A beehive has been installed on the already-green roof of the SIS building, with the potential to add two more hives before the month is over, according to International Development Assistant Professor Eve Bratman, who is spearheading the project.
The first group of 10,000 bees and their queen were delivered on May 23. While it will take the colony a little while to settle into their new home, over 50,000 bees will eventually make up the full complement. Within a year or two (with minimal maintenance), the busy bees can create up to 40 pounds of honey per hive.
But the sweet stuff isn’t the point. “The hope from the outset is not ‘Oh, be productive,’ but to use these hives in my teaching, and to complement the campus’ commitment to sustainability,” explains Dr. Bratman. “It’s relevant to my classes because I teach Environment and Development, where we do units on food security issues, and this is a form of urban agriculture and urban ecosystems.”
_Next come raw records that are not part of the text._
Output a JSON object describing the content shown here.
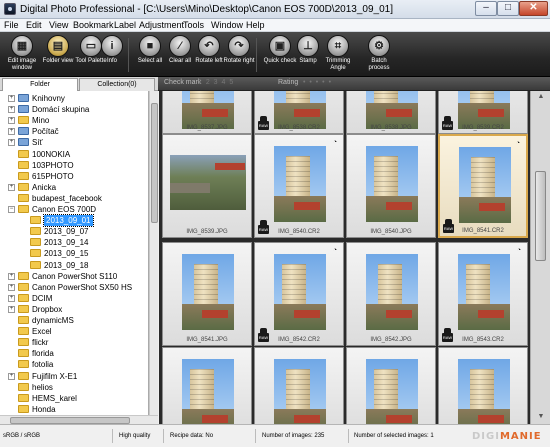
{
  "window": {
    "title": "Digital Photo Professional - [C:\\Users\\Mino\\Desktop\\Canon EOS 700D\\2013_09_01]",
    "min_glyph": "–",
    "max_glyph": "□",
    "close_glyph": "✕"
  },
  "menu": [
    "File",
    "Edit",
    "View",
    "Bookmark",
    "Label",
    "Adjustment",
    "Tools",
    "Window",
    "Help"
  ],
  "toolbar": [
    {
      "label": "Edit image window",
      "icon": "edit-image-icon",
      "glyph": "▦"
    },
    {
      "label": "Folder view",
      "icon": "folder-view-icon",
      "glyph": "▤",
      "active": true
    },
    {
      "label": "Tool Palette",
      "icon": "tool-palette-icon",
      "glyph": "▭"
    },
    {
      "label": "Info",
      "icon": "info-icon",
      "glyph": "i"
    },
    {
      "label": "Select all",
      "icon": "select-all-icon",
      "glyph": "■"
    },
    {
      "label": "Clear all",
      "icon": "clear-all-icon",
      "glyph": "⁄"
    },
    {
      "label": "Rotate left",
      "icon": "rotate-left-icon",
      "glyph": "↶"
    },
    {
      "label": "Rotate right",
      "icon": "rotate-right-icon",
      "glyph": "↷"
    },
    {
      "label": "Quick check",
      "icon": "quick-check-icon",
      "glyph": "▣"
    },
    {
      "label": "Stamp",
      "icon": "stamp-icon",
      "glyph": "⊥"
    },
    {
      "label": "Trimming Angle",
      "icon": "trimming-angle-icon",
      "glyph": "⌗"
    },
    {
      "label": "Batch process",
      "icon": "batch-process-icon",
      "glyph": "⚙"
    }
  ],
  "panel_tabs": {
    "folder": "Folder",
    "collection": "Collection(0)"
  },
  "filterbar": {
    "check_mark": "Check mark",
    "checks": "1 2 3 4 5",
    "rating": "Rating",
    "stars": "• • • • •"
  },
  "tree": [
    {
      "label": "Knihovny",
      "level": 1,
      "expander": "+",
      "special": true
    },
    {
      "label": "Domácí skupina",
      "level": 1,
      "expander": "+",
      "special": true
    },
    {
      "label": "Mino",
      "level": 1,
      "expander": "+"
    },
    {
      "label": "Počítač",
      "level": 1,
      "expander": "+",
      "special": true
    },
    {
      "label": "Síť",
      "level": 1,
      "expander": "+",
      "special": true
    },
    {
      "label": "100NOKIA",
      "level": 1
    },
    {
      "label": "103PHOTO",
      "level": 1
    },
    {
      "label": "615PHOTO",
      "level": 1
    },
    {
      "label": "Anicka",
      "level": 1,
      "expander": "+"
    },
    {
      "label": "budapest_facebook",
      "level": 1
    },
    {
      "label": "Canon EOS 700D",
      "level": 1,
      "expander": "−"
    },
    {
      "label": "2013_09_01",
      "level": 2,
      "selected": true
    },
    {
      "label": "2013_09_07",
      "level": 2
    },
    {
      "label": "2013_09_14",
      "level": 2
    },
    {
      "label": "2013_09_15",
      "level": 2
    },
    {
      "label": "2013_09_18",
      "level": 2
    },
    {
      "label": "Canon PowerShot S110",
      "level": 1,
      "expander": "+"
    },
    {
      "label": "Canon PowerShot SX50 HS",
      "level": 1,
      "expander": "+"
    },
    {
      "label": "DCIM",
      "level": 1,
      "expander": "+"
    },
    {
      "label": "Dropbox",
      "level": 1,
      "expander": "+"
    },
    {
      "label": "dynamicMS",
      "level": 1
    },
    {
      "label": "Excel",
      "level": 1
    },
    {
      "label": "flickr",
      "level": 1
    },
    {
      "label": "florida",
      "level": 1
    },
    {
      "label": "fotolia",
      "level": 1
    },
    {
      "label": "Fujifilm X-E1",
      "level": 1,
      "expander": "+"
    },
    {
      "label": "helios",
      "level": 1
    },
    {
      "label": "HEMS_karel",
      "level": 1
    },
    {
      "label": "Honda",
      "level": 1
    }
  ],
  "grid": {
    "top_row": [
      "IMG_8537.JPG",
      "IMG_8538.CR2",
      "IMG_8538.JPG",
      "IMG_8539.CR2"
    ],
    "rows": [
      [
        "IMG_8539.JPG",
        "IMG_8540.CR2",
        "IMG_8540.JPG",
        "IMG_8541.CR2"
      ],
      [
        "IMG_8541.JPG",
        "IMG_8542.CR2",
        "IMG_8542.JPG",
        "IMG_8543.CR2"
      ],
      [
        "",
        "",
        "",
        ""
      ]
    ],
    "selected": "IMG_8541.CR2",
    "raw_label": "RAW",
    "badge_glyph": "◔"
  },
  "status": {
    "color_space": "sRGB / sRGB",
    "quality": "High quality",
    "recipe": "Recipe data: No",
    "count": "Number of images: 235",
    "selected": "Number of selected images: 1"
  },
  "watermark": {
    "part1": "DIGI",
    "part2": "MANIE"
  },
  "scroll": {
    "up": "▲",
    "down": "▼"
  }
}
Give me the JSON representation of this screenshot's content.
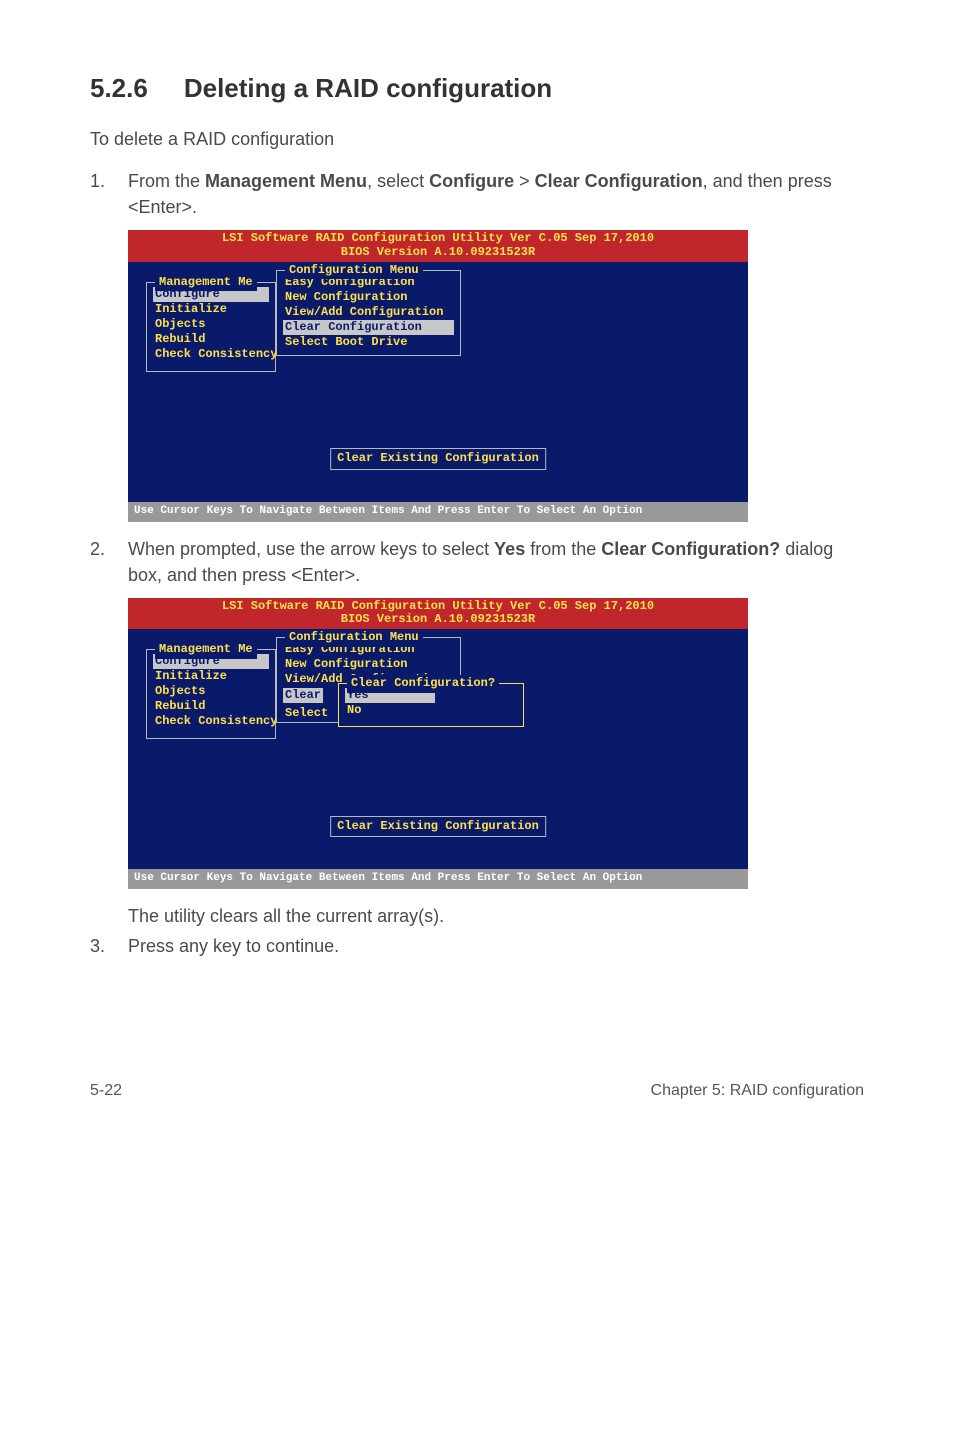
{
  "heading": {
    "num": "5.2.6",
    "title": "Deleting a RAID configuration"
  },
  "intro": "To delete a RAID configuration",
  "steps": {
    "s1_p1": "From the ",
    "s1_b1": "Management Menu",
    "s1_p2": ", select ",
    "s1_b2": "Configure",
    "s1_gt": " > ",
    "s1_b3": "Clear Configuration",
    "s1_p3": ", and then press <Enter>.",
    "s2_p1": "When prompted, use the arrow keys to select ",
    "s2_b1": "Yes",
    "s2_p2": " from the ",
    "s2_b2": "Clear Configuration?",
    "s2_p3": " dialog box, and then press <Enter>.",
    "note": "The utility clears all the current array(s).",
    "s3": "Press any key to continue."
  },
  "bios": {
    "title1": "LSI Software RAID Configuration Utility Ver C.05 Sep 17,2010",
    "title2": "BIOS Version  A.10.09231523R",
    "mgmt_title": "Management Me",
    "mgmt": [
      "Configure",
      "Initialize",
      "Objects",
      "Rebuild",
      "Check Consistency"
    ],
    "cfg_title": "Configuration Menu",
    "cfg_items": [
      "Easy Configuration",
      "New Configuration",
      "View/Add Configuration",
      "Clear Configuration",
      "Select Boot Drive"
    ],
    "cfg2_items": [
      "Easy Configuration",
      "New Configuration",
      "View/Add Configuration",
      "Clear",
      "Select"
    ],
    "confirm_title": "Clear Configuration?",
    "confirm_yes": "Yes",
    "confirm_no": "No",
    "status": "Clear Existing Configuration",
    "footer": "Use Cursor Keys To Navigate Between Items And Press Enter To Select An Option"
  },
  "page": {
    "left": "5-22",
    "right": "Chapter 5: RAID configuration"
  }
}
The popularity of urban agriculture is spreading throughout the D.C. region; according to Professor Bratman, other universities and elementary schools in Washington, D.C. have started their own beekeeping projects, and the D.C. Department of Parks and Recreation received a portion of a grant from the Whole Planet Foundation earmarked for placing hives in green spaces throughout the city.
Epi-Pen carriers shouldn’t worry too much about the increase of bees throughout the metropolitan area, and certainly not at SIS.
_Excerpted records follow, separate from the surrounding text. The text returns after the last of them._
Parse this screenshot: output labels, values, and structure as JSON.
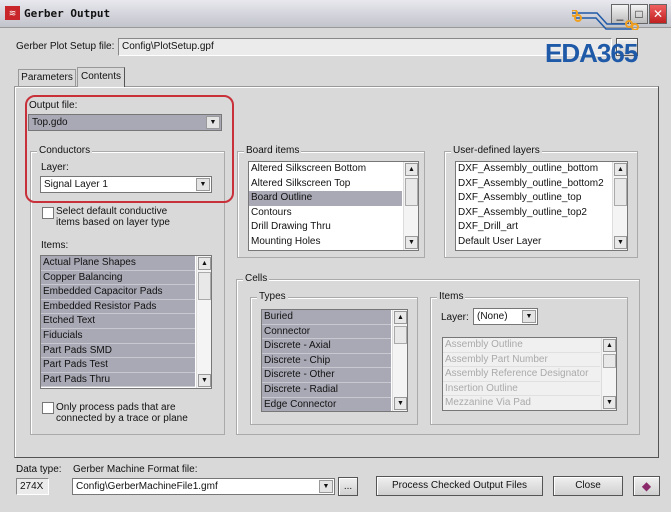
{
  "window": {
    "title": "Gerber Output",
    "minimize": "_",
    "maximize": "□",
    "close": "✕"
  },
  "plot_setup": {
    "label": "Gerber Plot Setup file:",
    "value": "Config\\PlotSetup.gpf"
  },
  "tabs": [
    {
      "label": "Parameters"
    },
    {
      "label": "Contents",
      "active": true
    }
  ],
  "output_file": {
    "label": "Output file:",
    "value": "Top.gdo"
  },
  "conductors": {
    "title": "Conductors",
    "layer_label": "Layer:",
    "layer_value": "Signal Layer 1",
    "select_default_label": "Select default conductive items based on layer type",
    "select_default_checked": false,
    "items_label": "Items:",
    "items": [
      "Actual Plane Shapes",
      "Copper Balancing",
      "Embedded Capacitor Pads",
      "Embedded Resistor Pads",
      "Etched Text",
      "Fiducials",
      "Part Pads SMD",
      "Part Pads Test",
      "Part Pads Thru"
    ],
    "only_process_label": "Only process pads that are connected by a trace or plane",
    "only_process_checked": false
  },
  "board_items": {
    "title": "Board items",
    "items": [
      "Altered Silkscreen Bottom",
      "Altered Silkscreen Top",
      "Board Outline",
      "Contours",
      "Drill Drawing Thru",
      "Mounting Holes"
    ],
    "selected": "Board Outline"
  },
  "user_layers": {
    "title": "User-defined layers",
    "items": [
      "DXF_Assembly_outline_bottom",
      "DXF_Assembly_outline_bottom2",
      "DXF_Assembly_outline_top",
      "DXF_Assembly_outline_top2",
      "DXF_Drill_art",
      "Default User Layer"
    ]
  },
  "cells": {
    "title": "Cells",
    "types_title": "Types",
    "types": [
      "Buried",
      "Connector",
      "Discrete - Axial",
      "Discrete - Chip",
      "Discrete - Other",
      "Discrete - Radial",
      "Edge Connector"
    ],
    "items_title": "Items",
    "layer_label": "Layer:",
    "layer_value": "(None)",
    "items": [
      "Assembly Outline",
      "Assembly Part Number",
      "Assembly Reference Designator",
      "Insertion Outline",
      "Mezzanine Via Pad"
    ]
  },
  "bottom": {
    "data_type_label": "Data type:",
    "data_type_value": "274X",
    "machine_label": "Gerber Machine Format file:",
    "machine_value": "Config\\GerberMachineFile1.gmf",
    "browse": "...",
    "process": "Process Checked Output Files",
    "close": "Close"
  },
  "watermark": "EDA365",
  "colors": {
    "highlight_ring": "#c8303a",
    "watermark": "#1f5aa8"
  }
}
“These are non-aggressive honeybees,” Dr. Bratman notes. “[SIS’s breed of] Italian honeybees are docile bees.” Before embarking on the project, she discussed the risk factors with the SIS deans and the Office of Sustainability.
Indeed, these bees are such industrious workers that they may be too busy to sting: they’ll be far-ranging, pollinating up to five miles away from AU. Professor Bratman is confident enough about the hives’ honey production that she created a honey co-op among SIS faculty and staff.
“Yields vary considerably, and are generally lower in a hive's first year ... But I think the rewards still will be great. In addition to just great tasting honey, having local honey is really good for building up immunity to pollen allergies,” Dr. Bratman wrote in an email to potential co-op members.
“In the fall, hopefully, once the bees have done all their pollinating for the year, we'll have a wonderful bounty of honey to share in together,” she remarked.